The outcome is part of our extensive set of cognitive biases and takes the name Hypersensitive Agency Detection (HAD). We have a strong tendency to attribute agency to natural phenomena and to misattribute agency to random or temporally-correlated events. The latter is technically the “conjunction fallacy” but it feeds into conspiracy-related thinking. By seeing everything as an intentional agent, even improperly, we reduce our risk. And what about the great swirling metaphysical world behind the veil? That, too, is HAD at work. Conspiratorial thinking also correlates with political conservatism as well as “anomie” or a general distrust of government and feelings of hopelessness.

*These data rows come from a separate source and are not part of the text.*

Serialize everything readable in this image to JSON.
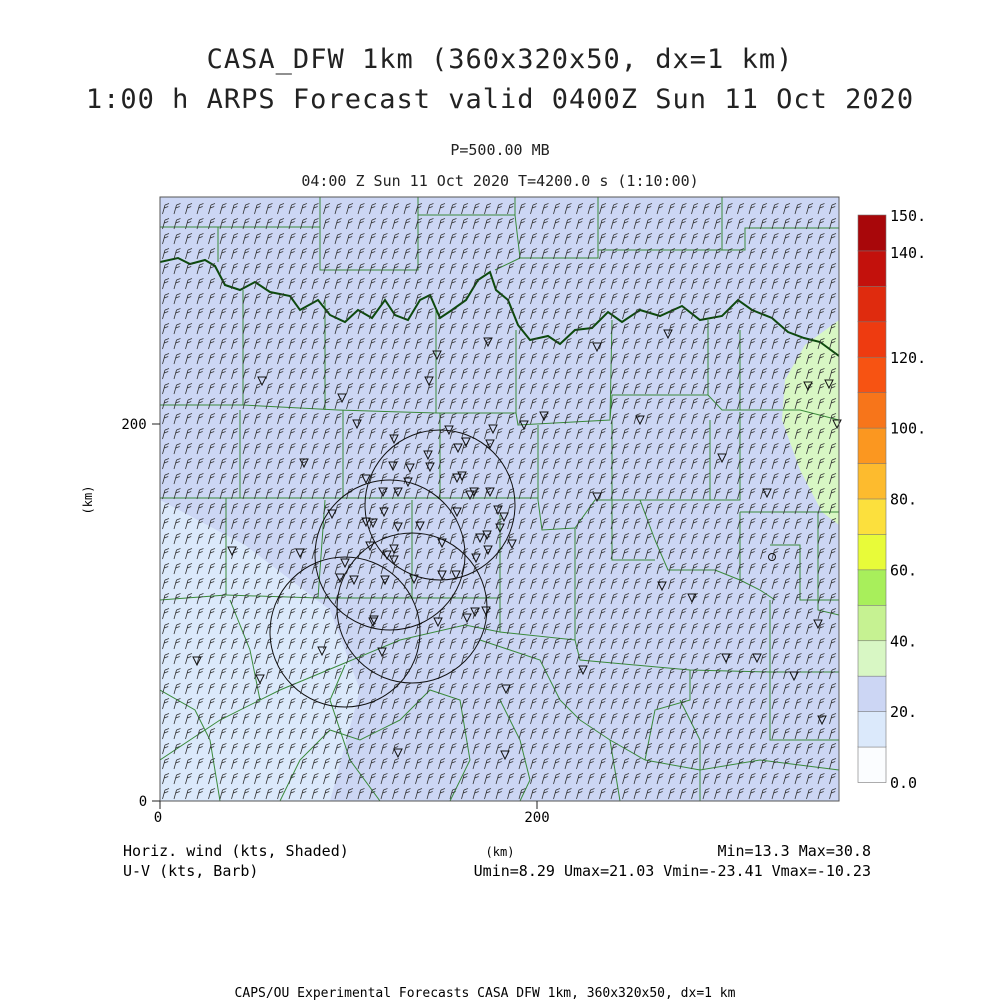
{
  "title_line1": "CASA_DFW 1km (360x320x50, dx=1 km)",
  "title_line2": "1:00 h ARPS Forecast valid 0400Z Sun 11 Oct 2020",
  "level_label": "P=500.00 MB",
  "time_label": "04:00 Z Sun 11 Oct 2020    T=4200.0 s (1:10:00)",
  "axes": {
    "x_unit": "(km)",
    "y_unit": "(km)",
    "x_ticks": [
      "0",
      "200"
    ],
    "y_ticks": [
      "0",
      "200"
    ]
  },
  "colorbar": {
    "labels": [
      "150.",
      "140.",
      "120.",
      "100.",
      "80.",
      "60.",
      "40.",
      "20.",
      "0.0"
    ],
    "colors": [
      "#fbfdff",
      "#dbe9fb",
      "#ccd6f4",
      "#d8f7c4",
      "#c6f292",
      "#a8ef5b",
      "#e8fb39",
      "#fce03d",
      "#fdbb2e",
      "#fb9720",
      "#f7751a",
      "#f75312",
      "#ee3b10",
      "#df2b0e",
      "#c3110c",
      "#a8070a"
    ]
  },
  "footer": {
    "left_line1": "Horiz. wind (kts, Shaded)",
    "left_line2": "U-V (kts, Barb)",
    "center_unit": "(km)",
    "stats_line1": "Min=13.3 Max=30.8",
    "stats_line2": "Umin=8.29 Umax=21.03 Vmin=-23.41 Vmax=-10.23",
    "credit": "CAPS/OU Experimental Forecasts  CASA DFW 1km, 360x320x50, dx=1 km"
  },
  "colors": {
    "field_base": "#ccd6f4",
    "field_light": "#dbe9fb",
    "field_green": "#d8f7c4",
    "county_lines": "#3a8a3a",
    "state_line": "#0e4a0e",
    "barb": "#333333"
  },
  "icons": {
    "radar_marker": "down-triangle-icon",
    "radar_range": "range-ring"
  }
}
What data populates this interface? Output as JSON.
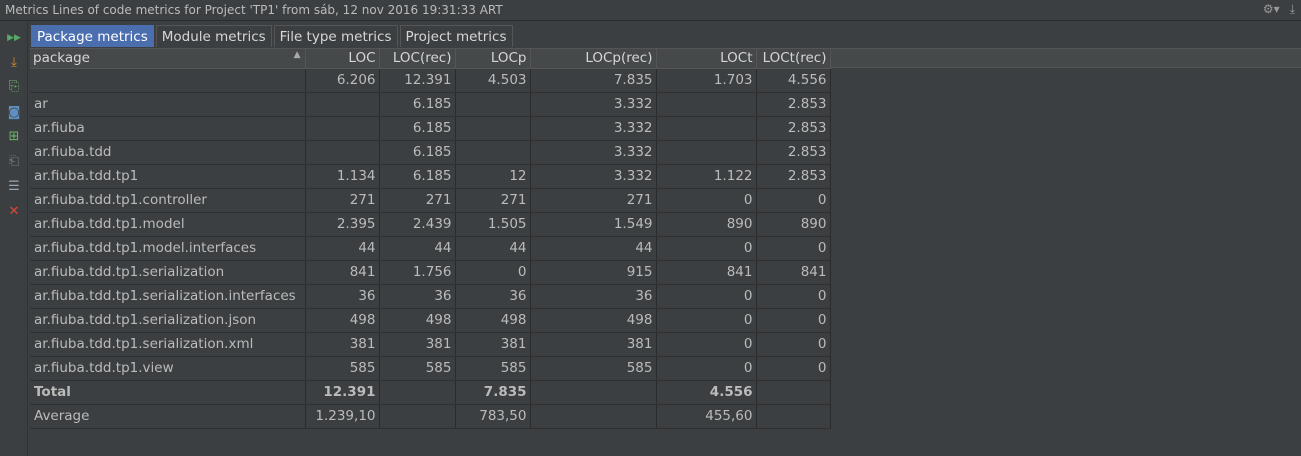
{
  "window": {
    "title": "Metrics Lines of code metrics for Project 'TP1' from sáb, 12 nov 2016 19:31:33 ART",
    "icons": [
      "gear-icon",
      "hide-icon"
    ]
  },
  "toolbar": {
    "tools": [
      {
        "name": "rerun-icon",
        "glyph": "▶▶",
        "color": "#59a869"
      },
      {
        "name": "export-icon",
        "glyph": "⤓",
        "color": "#e08b2a"
      },
      {
        "name": "open-file-icon",
        "glyph": "⎘",
        "color": "#6bb56b"
      },
      {
        "name": "snapshot-icon",
        "glyph": "◙",
        "color": "#5f8fc0"
      },
      {
        "name": "diff-icon",
        "glyph": "⊞",
        "color": "#6bb56b"
      },
      {
        "name": "compare-icon",
        "glyph": "⎗",
        "color": "#777777"
      },
      {
        "name": "group-icon",
        "glyph": "☰",
        "color": "#9aa6b2"
      },
      {
        "name": "close-icon",
        "glyph": "✕",
        "color": "#d84a3a"
      }
    ]
  },
  "tabs": [
    {
      "label": "Package metrics",
      "active": true
    },
    {
      "label": "Module metrics",
      "active": false
    },
    {
      "label": "File type metrics",
      "active": false
    },
    {
      "label": "Project metrics",
      "active": false
    }
  ],
  "table": {
    "columns": [
      "package",
      "LOC",
      "LOC(rec)",
      "LOCp",
      "LOCp(rec)",
      "LOCt",
      "LOCt(rec)"
    ],
    "rows": [
      [
        "",
        "6.206",
        "12.391",
        "4.503",
        "7.835",
        "1.703",
        "4.556"
      ],
      [
        "ar",
        "",
        "6.185",
        "",
        "3.332",
        "",
        "2.853"
      ],
      [
        "ar.fiuba",
        "",
        "6.185",
        "",
        "3.332",
        "",
        "2.853"
      ],
      [
        "ar.fiuba.tdd",
        "",
        "6.185",
        "",
        "3.332",
        "",
        "2.853"
      ],
      [
        "ar.fiuba.tdd.tp1",
        "1.134",
        "6.185",
        "12",
        "3.332",
        "1.122",
        "2.853"
      ],
      [
        "ar.fiuba.tdd.tp1.controller",
        "271",
        "271",
        "271",
        "271",
        "0",
        "0"
      ],
      [
        "ar.fiuba.tdd.tp1.model",
        "2.395",
        "2.439",
        "1.505",
        "1.549",
        "890",
        "890"
      ],
      [
        "ar.fiuba.tdd.tp1.model.interfaces",
        "44",
        "44",
        "44",
        "44",
        "0",
        "0"
      ],
      [
        "ar.fiuba.tdd.tp1.serialization",
        "841",
        "1.756",
        "0",
        "915",
        "841",
        "841"
      ],
      [
        "ar.fiuba.tdd.tp1.serialization.interfaces",
        "36",
        "36",
        "36",
        "36",
        "0",
        "0"
      ],
      [
        "ar.fiuba.tdd.tp1.serialization.json",
        "498",
        "498",
        "498",
        "498",
        "0",
        "0"
      ],
      [
        "ar.fiuba.tdd.tp1.serialization.xml",
        "381",
        "381",
        "381",
        "381",
        "0",
        "0"
      ],
      [
        "ar.fiuba.tdd.tp1.view",
        "585",
        "585",
        "585",
        "585",
        "0",
        "0"
      ]
    ],
    "total": [
      "Total",
      "12.391",
      "",
      "7.835",
      "",
      "4.556",
      ""
    ],
    "average": [
      "Average",
      "1.239,10",
      "",
      "783,50",
      "",
      "455,60",
      ""
    ]
  }
}
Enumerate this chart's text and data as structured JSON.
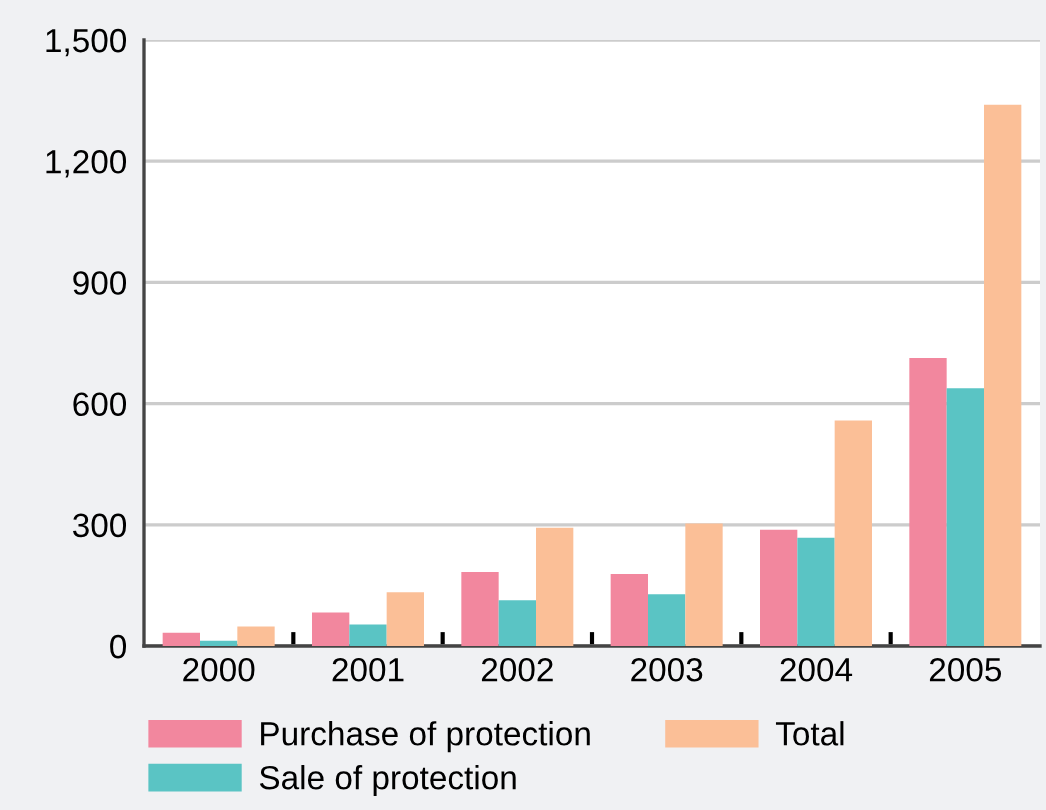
{
  "chart_data": {
    "type": "bar",
    "categories": [
      "2000",
      "2001",
      "2002",
      "2003",
      "2004",
      "2005"
    ],
    "series": [
      {
        "name": "Purchase of protection",
        "color": "#f2879e",
        "values": [
          33,
          83,
          183,
          178,
          288,
          713
        ]
      },
      {
        "name": "Sale of protection",
        "color": "#5ac4c4",
        "values": [
          13,
          53,
          113,
          128,
          268,
          638
        ]
      },
      {
        "name": "Total",
        "color": "#fbbf97",
        "values": [
          48,
          133,
          293,
          303,
          558,
          1340
        ]
      }
    ],
    "ylim": [
      0,
      1500
    ],
    "yticks": [
      {
        "value": 0,
        "label": "0"
      },
      {
        "value": 300,
        "label": "300"
      },
      {
        "value": 600,
        "label": "600"
      },
      {
        "value": 900,
        "label": "900"
      },
      {
        "value": 1200,
        "label": "1,200"
      },
      {
        "value": 1500,
        "label": "1,500"
      }
    ],
    "grid": "y",
    "legend": "bottom"
  }
}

What overcomes HAD? The obvious one: education level. But our habits about agency are hard to overcome. Even evolutionary biologists have been known to use teleological explanations for traits or behaviors. They don’t think of rams as “having evolved” horns to provide defense or tests of male vigor, but they inadvertently will say so when the better explanation is that the trait arose due to selection. Agency is just built into our language and way of conveying stories. Overcoming conspiracy theories through facts and logic can backfire, too, resulting in a hardening of positions and dismissal of contradictory data.
That our rational faculties are often not terribly rational is no surprise to any of us, but the unique ways in which our biases manifest perhaps should be. Agency detection is key to survival, religion, conspiratorial thinking, and perhaps even schizophrenia, where perceptions are granted external agency. Sometimes I’m impressed we have come so very far as a species, but that may just be a suspicious anomie coloring my perceptions.